Continuing my series of alternatives to Squidoo, here is my review of Knol. When Knol was launched by Google in mid 2007 there were comparisons with both Squidoo and Wikipedia. The site allows you to post your own content to a web page known as a Knol (unit of knowledge). The content can be about pretty much anything, although for some reason there are a large number of Knols about medical issues. In truth, Knol is quite different from either Wikipedia or Squidoo. Unlike Wikipedia, Google does not take any editorial control over what you post and although you can allow other people to add to your Knol, it is not compulsory.
Unlike Squidoo (or HubPages) there are no modules to help you construct your page. What you have is pretty much a blank page. For users of other Google products, such as Blogger or Page Creator, the interface will feel very familiar. The interface does allow you to incorporate pictures, YouTube videos, spreadsheets, calendar, Picassa Web Slideshow and more. The interface does feel quite basic though.
As it is a Google product, you have the opportunity to incorporate Adsense ads so that your Knols can earn you a little money. You can however, also add whatever affiliate or referral links you like.

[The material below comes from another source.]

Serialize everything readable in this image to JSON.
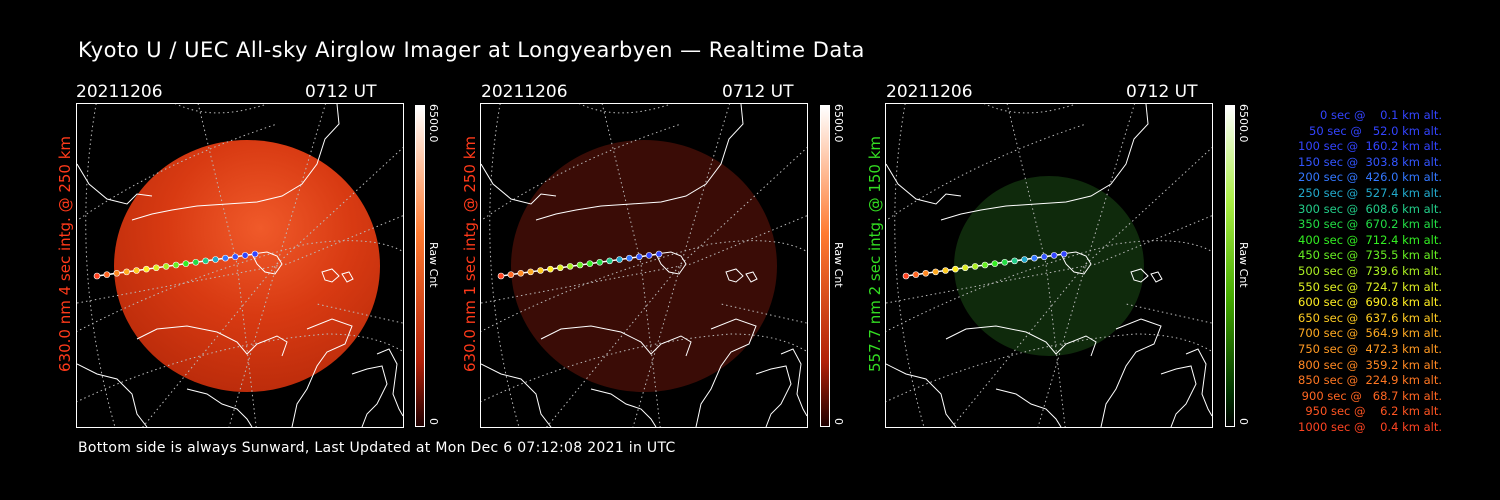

As you can incorporate links in your Knol, you can obviously include links to your own website or blog, BUT initially your links within your Knols will be "no-follow" so will not contribute towards your page ranking. In order for your links to become "do-follow" you have to establish yourself as a trusted author on Knol. This is what Google has to say about it:
"When Knol launched we began with all pages marked with a blanket "nofollow" directive. This means that Google and other search engines would not crawl outbound links from knols, and those links would not flow PageRank to the pages to which they point. The advice Google provides webmasters is to make links "nofollow" if they represent untrusted or low quality user contributed content.
We are now at a point where we "trust" a certain fraction of authors and a certain proportion of user contributed links, and so we now use a "follow" directive for links within such knols.
Not all links are "follow". Some links will permanently remain rel="nofollow", including:
- Links found within comments
- Our automatically generated links to "similar content on the web".
- Brand new pages and recently-added authors are liable to remain "nofollow" for a period of time.
So, in conclusion, Knol is easy to use and there are opportunities to make some money, although in the absence of easy to use affiliate modules, you will need to to be a bit more imaginative. However, in order to gain any page rank benefit from links to your site/blog then you will need to put some time in to establish yourself as a "trusted author".